La Organización de las Naciones Unidas (ONU) estableció este día para resaltar el trabajo realizado de manera internacional por actualizarse, tener mejores prácticas médicas y sensibilizar sobre la pandemia.

El papel del Gobierno

La participación del gobierno en esta conmemoración es muy importante para destacar la gran responsabilidad que hay al atender una epidemia por enfermedad infecciosa.

Su compromiso debe contemplar la participación inclusiva, equitativa y no discriminatoria, prestando especial atención a las personas que son vulnerables o se encuentran en situación de vulnerabilidad, que tienen la probabilidad más alta de contagio.

La Asamblea General de la ONU ha establecido el Día Internacional de la Preparación ante las Epidemias que se celebra el 27 de diciembre con el fin de resaltar la importancia de la prevención de las epidemias y la preparación y la colaboración para darles respuesta.

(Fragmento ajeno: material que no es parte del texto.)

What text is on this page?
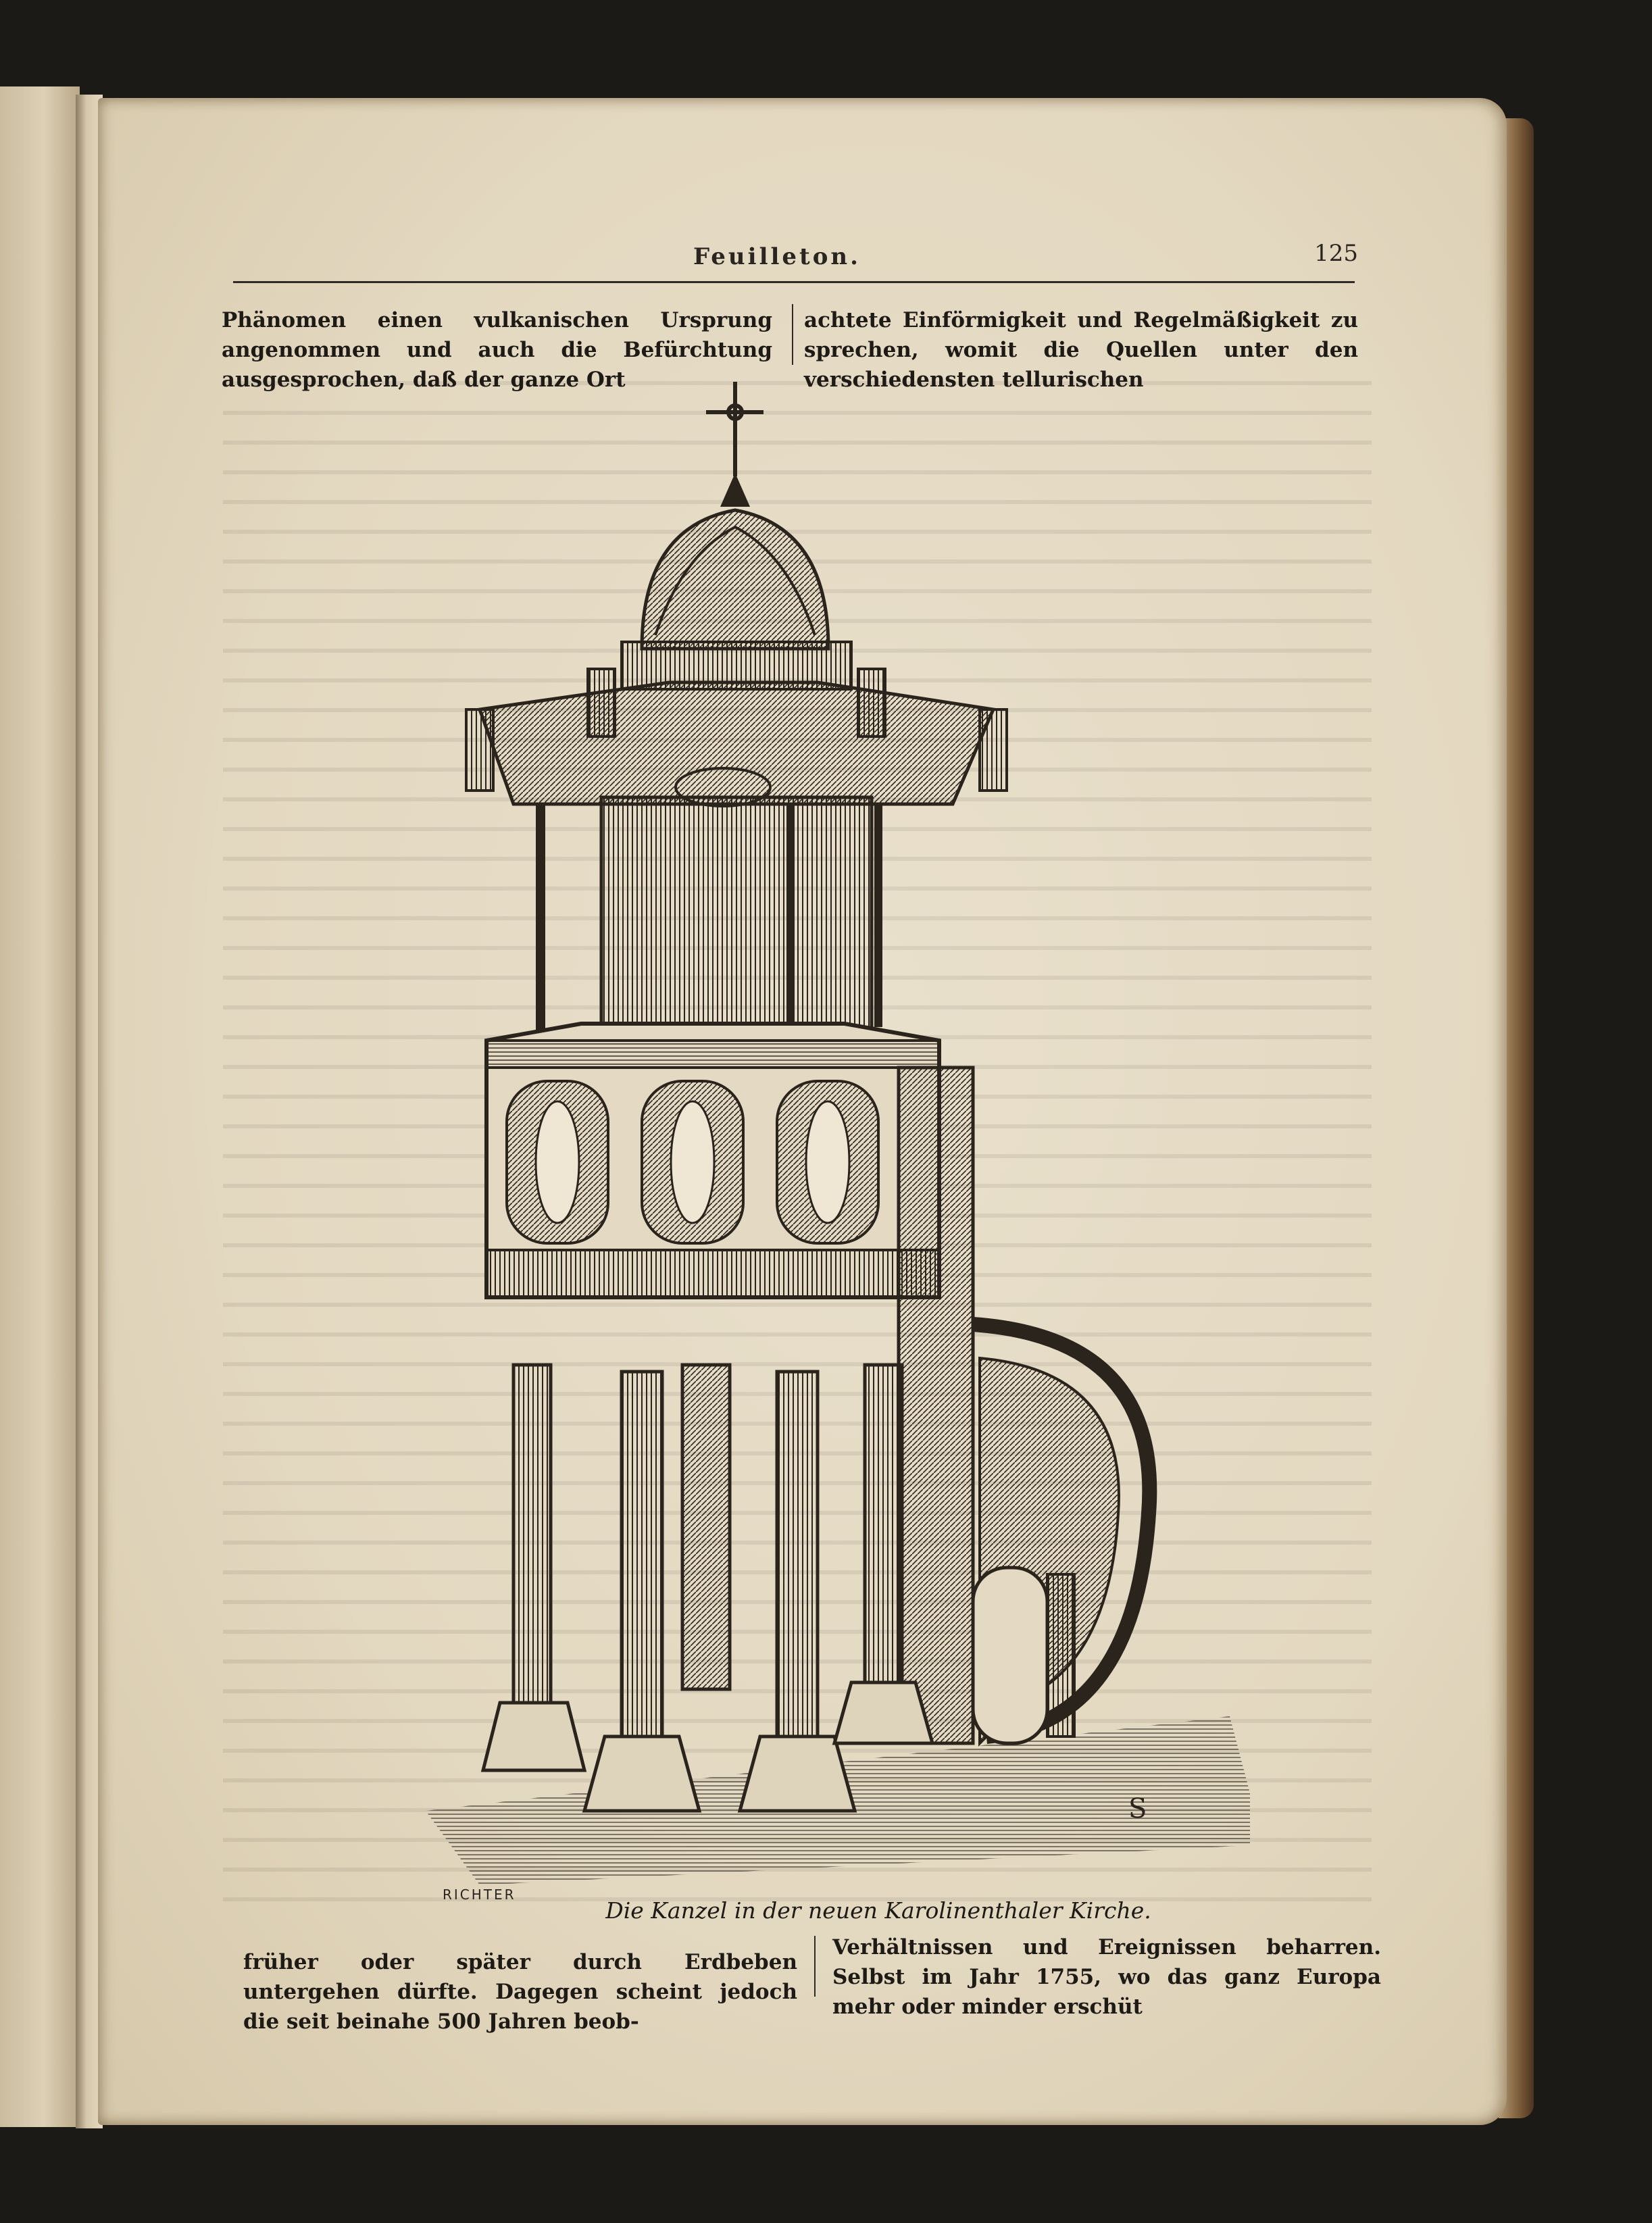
Feuilleton.	125

Phänomen einen vulkanischen Ursprung angenommen und auch die Befürchtung ausgesprochen, daß der ganze Ort

achtete Einförmigkeit und Regelmäßigkeit zu sprechen, womit die Quellen unter den verschiedensten tellurischen

S
RICHTER
Die Kanzel in der neuen Karolinenthaler Kirche.

früher oder später durch Erdbeben untergehen dürfte. Dagegen scheint jedoch die seit beinahe 500 Jahren beob-

Verhältnissen und Ereignissen beharren. Selbst im Jahr 1755, wo das ganz Europa mehr oder minder erschüt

La vacunación puede ser la gran diferencia

La secretaría de Salud mexicana ha informado que durante esta semana se recibirán seis millones 110 mil 040 vacunas envasadas de los laboratorios Pfizer-BioNTech y AstraZeneca para fortalecer la Estrategia Nacional de Vacunación.

En cuanto a la aplicación de los biológicos, se contabilizan 80 millones 503 mil 005 personas que cuentan con al menos una dosis contra COVID-19, de los cuales 66 millones 225 mil 140, es decir, 82 por ciento, tienen esquema completo, y 14 millones 277 mil 865, equivalente a 18 por ciento, iniciaron el esquema.